In short, we face a world in which we need a very different set of skills. We need to be able to deploy and use hard power, but there are a lot of other aspects of projecting American values and institutions that need to underlie a continuing leadership role for the US in the world. The Clinton administration’s efforts in the Balkans, Somalia and Haiti to do nation building were criticized as “social work.” The critique was that real men and real foreign policy professionals don’t do this kind of nation building or deploy soft power, but rather deal with hard power with military force.

The problems that the US face are really ones that are we ourselves have created. None of the problems and challenges that the US faces are insoluble. The problems are really political and institutional ones.

There are three particular areas of weakness that the US must remedy if it is to get through the set of challenges I’ve outlined. These three are, first, the diminishing capacity of our public sector; second, a certain complacency on the part of Americans about understanding the world from a perspective other than that of the US; and third, our polarized political system that is incapable of even discussing solutions to these problems.

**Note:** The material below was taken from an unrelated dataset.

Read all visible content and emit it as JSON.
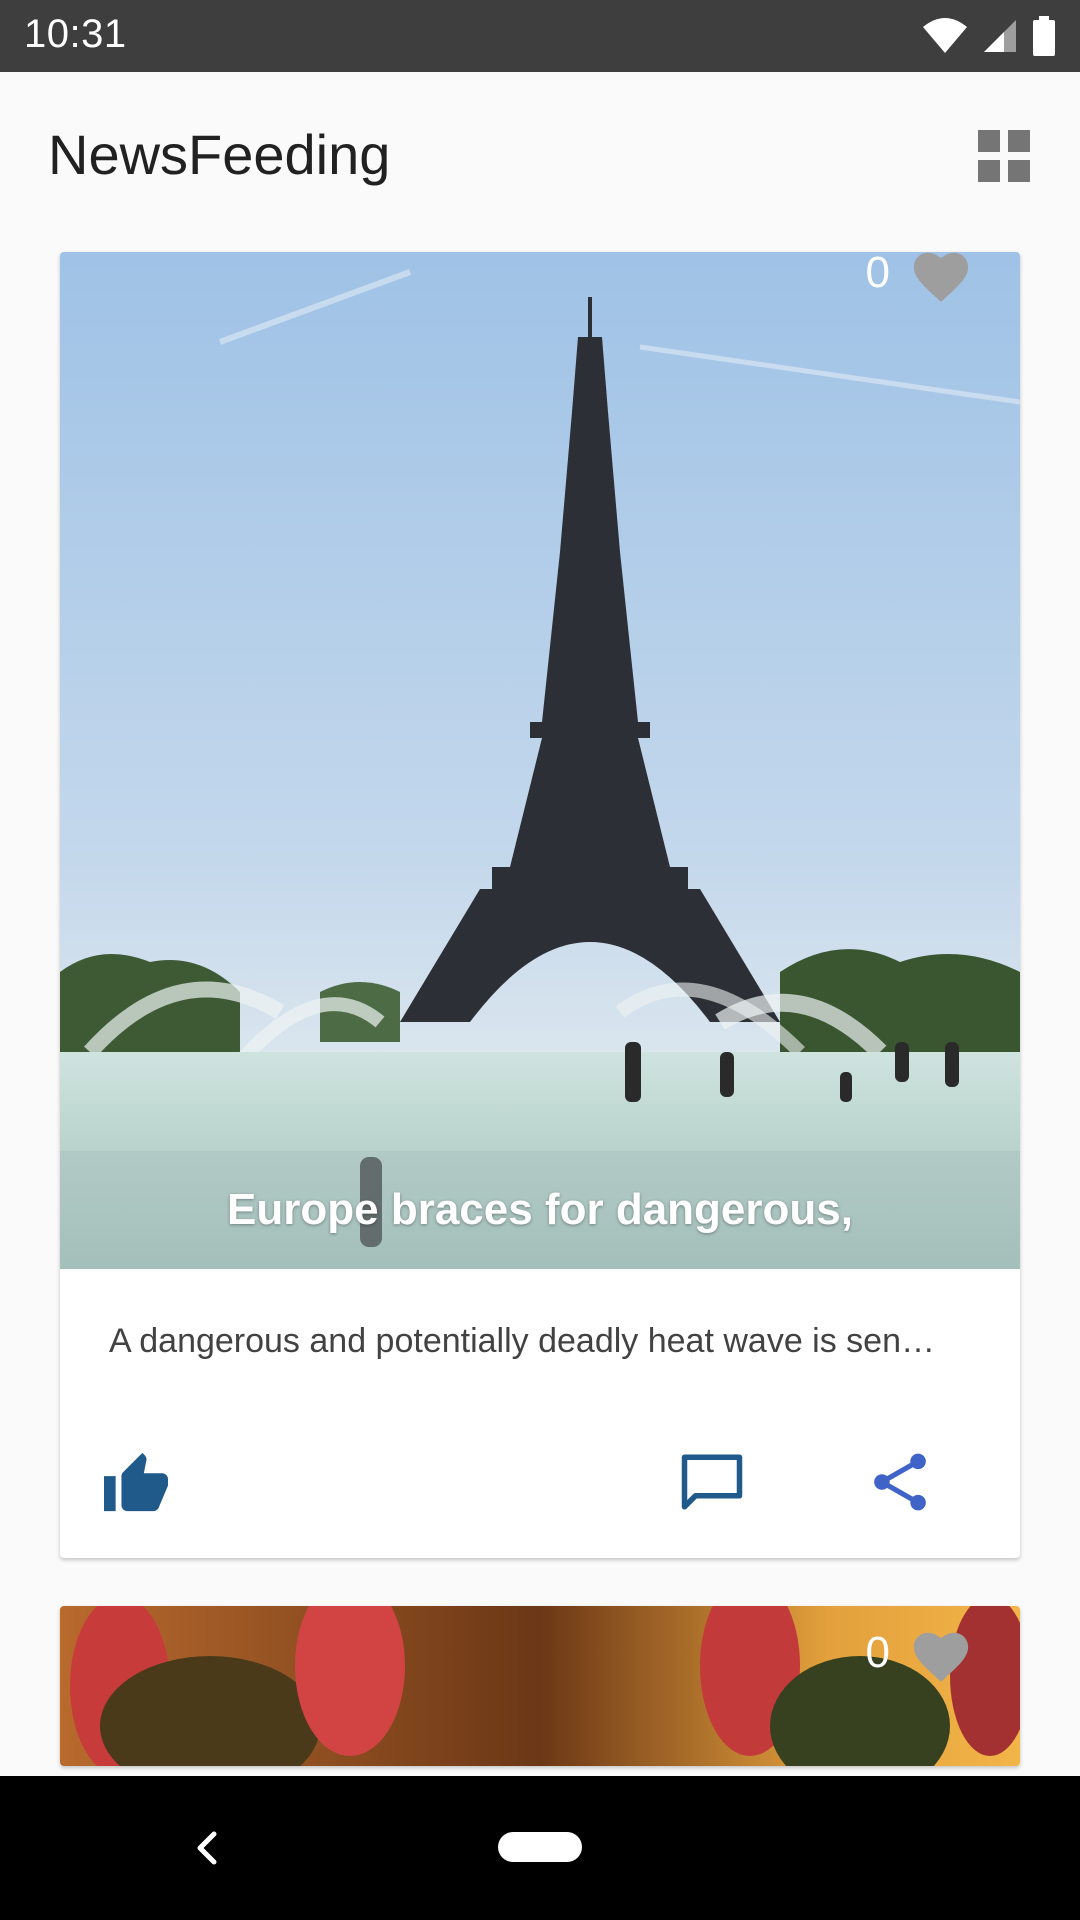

Neither the Left nor the Right has had the political courage to suggest raising energy taxes, which has been the obvious way of dealing with foreign energy dependency and encouraging alternative sources of energy. And so the political culture that we have created as a result of this kind of politics is incapable of making the decisions that we need.
These are serious times that call for serious discussion. If we are broken, we should acknowledge the facts and start talking about what to do about it. And by everything I can see, we are broken. We should start our national conversation by acknowledging some basic facts. One is that we can't spend like drunken sailors on shore leave any more. The second is that banging our head against the wall is not an effective strategy. Shoot first and ask questions later just gets you a bunch of dead innocents and pissed off natives.